Understanding the Current State of the US Beef Market

By Patricia Miller

2 min read

The US beef market faces a historic supply squeeze, with cattle prices rising as inventory hits a 75-year low. What does this mean for investors?

#What is driving the supply squeeze in the US beef market?

The US beef market currently faces a significant supply squeeze, the tightest seen in 75 years. As cattle prices continue to rise, driven by a decreasing herd size, producers and investors alike are feeling the impact. The CME Group, renowned as the largest derivatives exchange in the world, continues to support its beef trading offerings despite this challenging environment.

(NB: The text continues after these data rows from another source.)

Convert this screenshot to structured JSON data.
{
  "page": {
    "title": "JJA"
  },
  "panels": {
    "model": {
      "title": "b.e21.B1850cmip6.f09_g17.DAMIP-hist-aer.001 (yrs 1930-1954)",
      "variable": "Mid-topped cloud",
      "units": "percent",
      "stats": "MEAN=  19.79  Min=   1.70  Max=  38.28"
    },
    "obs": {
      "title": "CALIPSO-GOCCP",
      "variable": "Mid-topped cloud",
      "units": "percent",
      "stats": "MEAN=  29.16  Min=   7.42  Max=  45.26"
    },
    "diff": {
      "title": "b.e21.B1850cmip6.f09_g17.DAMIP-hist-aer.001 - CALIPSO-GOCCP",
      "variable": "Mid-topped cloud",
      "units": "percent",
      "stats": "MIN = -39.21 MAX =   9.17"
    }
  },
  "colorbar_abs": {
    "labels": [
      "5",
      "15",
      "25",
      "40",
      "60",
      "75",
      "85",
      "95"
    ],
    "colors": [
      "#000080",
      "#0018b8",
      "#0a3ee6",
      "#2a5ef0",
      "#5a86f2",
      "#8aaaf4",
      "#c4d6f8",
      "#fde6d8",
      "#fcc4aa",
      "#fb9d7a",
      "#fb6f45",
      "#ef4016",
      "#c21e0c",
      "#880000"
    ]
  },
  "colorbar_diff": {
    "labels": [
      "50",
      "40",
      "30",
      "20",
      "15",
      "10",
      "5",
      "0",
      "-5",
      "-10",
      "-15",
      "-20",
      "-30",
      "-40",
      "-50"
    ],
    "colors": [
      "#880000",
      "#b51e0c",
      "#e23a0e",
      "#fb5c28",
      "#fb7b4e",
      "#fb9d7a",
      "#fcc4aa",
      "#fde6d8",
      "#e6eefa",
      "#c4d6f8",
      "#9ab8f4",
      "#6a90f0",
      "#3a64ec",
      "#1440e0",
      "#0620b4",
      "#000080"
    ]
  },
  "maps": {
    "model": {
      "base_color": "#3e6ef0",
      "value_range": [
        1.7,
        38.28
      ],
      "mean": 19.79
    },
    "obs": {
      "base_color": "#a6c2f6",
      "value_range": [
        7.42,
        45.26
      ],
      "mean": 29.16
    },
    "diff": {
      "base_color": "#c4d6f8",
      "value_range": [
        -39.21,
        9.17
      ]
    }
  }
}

The cattle inventory in the US fell to 86.2 million head as of January 1, 2026. This level represents the lowest inventory since 1951, showing a decrease of approximately 300,000 head from the previous year.

#How are cattle prices evolving?

Farm-level cattle prices experienced an increase of around 21% just in 2025. Predictions indicate that there may be an additional 6.1% rise in 2026, signifying that while producers are earning more per animal, they have fewer animals available for sale.

At the wholesale level, beef prices momentarily surpassed $400 per hundredweight in 2026. To clarify, a hundredweight consists of 100 pounds of beef, translating to wholesale prices of $4 per pound before the product even reaches grocery stores or restaurants.

#Why does rebuilding a cattle herd take so long?

Rebuilding a cattle herd is a lengthy process that can stretch over several years. Unlike crops, which farmers plant and harvest within a single season, beef production requires more time and patience. A cow undergoes approximately nine months of gestation, and calves typically need around 18 months to reach market readiness.

#What insights do CME’s existing cattle futures provide?

CME Group provides two primary livestock contracts: Live Cattle futures and Feeder Cattle futures, both of which have remained actively traded. They are the go-to tools for producers, packers, and speculators looking to hedge or speculate on beef price movements. While CME has been expanding its commodity offerings, the same does not extend to beef or cattle contracts for 2025-2026.

#What does this mean for investors and the overall market?

For investors, understanding cattle cycles is crucial. When ranchers encounter high prices, they often retain heifers for breeding instead of sending them to slaughter. This decision temporarily reduces supply but paves the way for future herd expansion.

Interestingly, the intersection between crypto and beef trading has been minimal. Although there are occasional discussions about tokenizing agricultural commodities, substantive developments have yet to occur. The CME has been focused on building out its crypto futures market—such as Bitcoin and Ether— but this area remains separate from agricultural commodities.

Investors looking to track this market should pay close attention to the USDA’s semi-annual cattle inventory report, as this critical data point drives market movements.

Important Notice And Disclaimer

This article does not provide any financial advice and is not a recommendation to deal in any securities or product. Investments may fall in value and an investor may lose some or all of their investment. Past performance is not an indicator of future performance.